What was with all the questions? A singer could sing rings around Gabriel, score triumph after triumph at midsized opera houses, be sleeping with Saint Cecilia herself, and would still have to count such an offer as the lucky break of a lifetime.
But Jonah wanted to see a score before committing. It seemed a reasonable precaution. After years of struggling with borderline stage fright, I was reduced to terror even thinking about Jonah taking on something this size in front of that many people. Some part of me hoped that by asking for a score, he’d irritate the producers so much that they’d withdraw the offer. For that matter, the country itself might fall apart before the score actually arrived.
But the United States hung on for another few weeks, and Jonah got his copy of The Visitation to peruse. We spent a marvelous two days reading through it. I’ll have that pleasure to answer for, at day’s end. God forgive me, but I always enjoyed sight-singing. Jonah was a wonder to watch, breezing all the parts as I plunked out a two-hand reduction. The score had everything: serialism, polytonality, jazz — a wild grab bag of sounds, purely American. “Crazed Quotations,” Jonah said at one point, the two of us sitting shoulder-to-shoulder on the piano bench. “Just like the folks used to play.”

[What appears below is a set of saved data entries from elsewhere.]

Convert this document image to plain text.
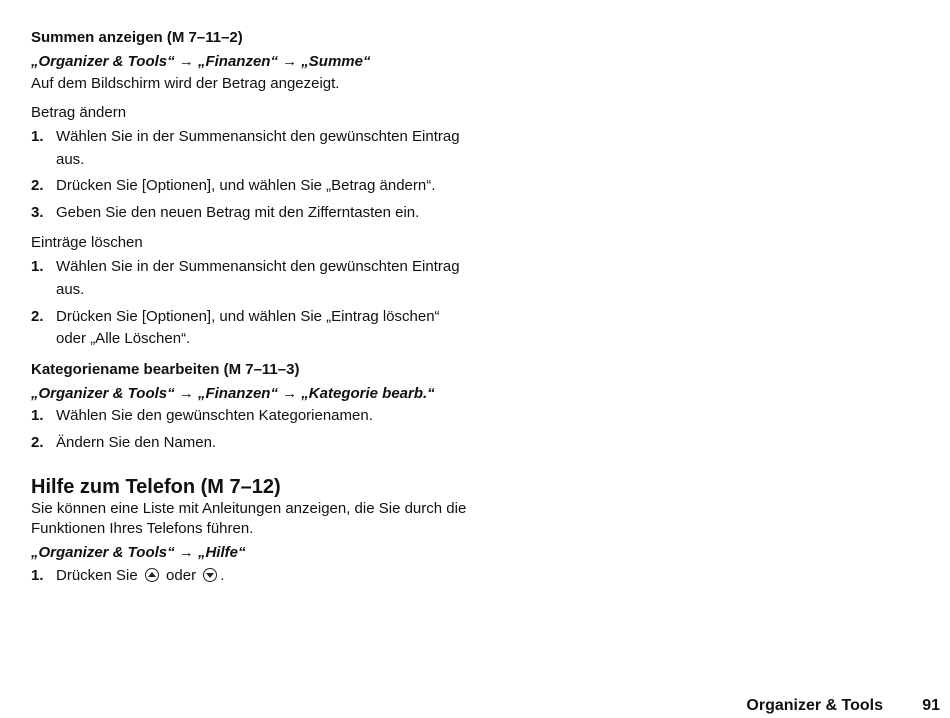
Summen anzeigen (M 7–11–2)
„Organizer & Tools“ → „Finanzen“ → „Summe“
Auf dem Bildschirm wird der Betrag angezeigt.
Betrag ändern
1. Wählen Sie in der Summenansicht den gewünschten Eintrag
aus.
2. Drücken Sie [Optionen], und wählen Sie „Betrag ändern“.
3. Geben Sie den neuen Betrag mit den Zifferntasten ein.
Einträge löschen
1. Wählen Sie in der Summenansicht den gewünschten Eintrag
aus.
2. Drücken Sie [Optionen], und wählen Sie „Eintrag löschen“
oder „Alle Löschen“.
Kategoriename bearbeiten (M 7–11–3)
„Organizer & Tools“ → „Finanzen“ → „Kategorie bearb.“
1. Wählen Sie den gewünschten Kategorienamen.
2. Ändern Sie den Namen.
Hilfe zum Telefon (M 7–12)
Sie können eine Liste mit Anleitungen anzeigen, die Sie durch die
Funktionen Ihres Telefons führen.
„Organizer & Tools“ → „Hilfe“
1. Drücken Sie oder .
Organizer & Tools 91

And its story, Kafka aside, was pure American, as well. A young sensualist university student is arrested and forced to stand a surreal trial for mysterious crimes he has no knowledge of committing. He’s found guilty and then lynched. The man is never named. Throughout the score, he’s identified only as “the Negro.”
We read our way through, realization hitting early. Neither of us felt much need to talk about it. He’d probably made up his mind before the end of the first act. But we read all the way through without Jonah making any sign. I didn’t know which way to hope. When we got through the last system of staves, he announced, “Well, Mule, that’s that.”
“It’s good music,” I said.
“Oh, the music’s wonderful. A few real showcase moments.”
“It…might be important.” I don’t know why I bothered saying anything.
“ Important, Mule?” He circled for the kill. “Important musically? Or important socially?” He gave the word a pitch that wasn’t quite contempt. Contempt would have betrayed too much interest.
“It’s timely.”
“ Timely?What the hell’s that supposed to mean, Mule?”
“It’s about civil rights.”
“Is it? I knew it had to be about something.”
“It’s sexy.” The only word that gave him pause.
“There is that.” He teetered, as if considering asking Mr. Weisman to find out whom he’d be playing opposite. Then all compromise crumbled, and he was whole again. “No way. No way in creation.”